Customizing triggers for AWS CodePipeline with AWS Lambda and Amazon CloudWatch Events

AWS CodePipeline is a fully managed continuous delivery service that helps automate the build, test, and deploy processes of your application. Application owners use CodePipeline to manage releases by configuring “pipeline,” workflow constructs that describe the steps, from source code to deployed application, through which an application progresses as it is released. If you are new to CodePipeline, check out Getting Started with CodePipeline to get familiar with the core concepts and terminology.

Overview

In a default setup, a pipeline is kicked-off whenever a change in the configured pipeline source is detected. CodePipeline currently supports sourcing from AWS CodeCommit, GitHub, Amazon ECR, and Amazon S3. When using CodeCommit, Amazon ECR, or Amazon S3 as the source for a pipeline, CodePipeline uses an Amazon CloudWatch Event to detect changes in the source and immediately kick off a pipeline. When using GitHub as the source for a pipeline, CodePipeline uses a webhook to detect changes in a remote branch and kick off the pipeline. Note that CodePipeline also supports beginning pipeline executions based on periodic checks, although this is not a recommended pattern.

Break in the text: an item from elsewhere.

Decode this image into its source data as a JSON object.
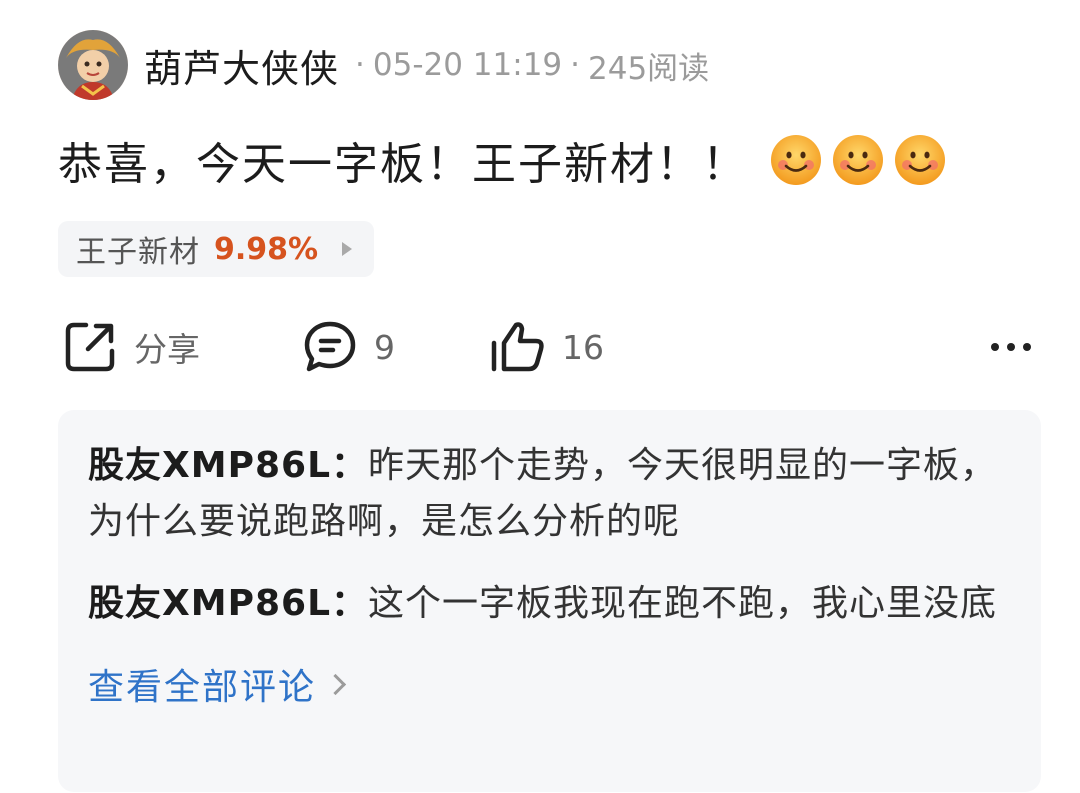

CodePipeline supports adding a number of custom actions and manual approvals to ensure that pipeline functionality is flexible and code releases are deliberate; however, without further customization, pipelines will still be kicked-off for every change in the pipeline source. To customize the logic that controls pipeline executions in the event of a source change, you can introduce a custom CloudWatch Event, which can result in the following benefits:

Multiple pipelines with a single source: Trigger select pipelines when multiple pipelines are listening to a single source. This can be useful if your organization is using monorepos, or is using a single repository to host configuration files for multiple instances of identical stacks.
Avoid reacting to unimportant files: Avoid triggering a pipeline when changing files that do not affect the application functionality (e.g. documentation files, readme files, and .gitignore files).
Conditionally kickoff pipelines based on environmental conditions: Use custom code to evaluate whether a pipeline should be triggered. This allows for further customization beyond polling a source repository or relying on a push event. For example, you could create custom logic to automatically reschedule deployments on holidays to the next available workday.

This post explores and demonstrates how to customize the actions that invoke a pipeline by modifying the default CloudWatch Events configuration that is used for CodeCommit, ECR, or S3 sources. To illustrate this customization, we will walk through two examples: prevent updates to documentation files from triggering a pipeline, and manage execution of multiple pipelines monitoring a single source repository.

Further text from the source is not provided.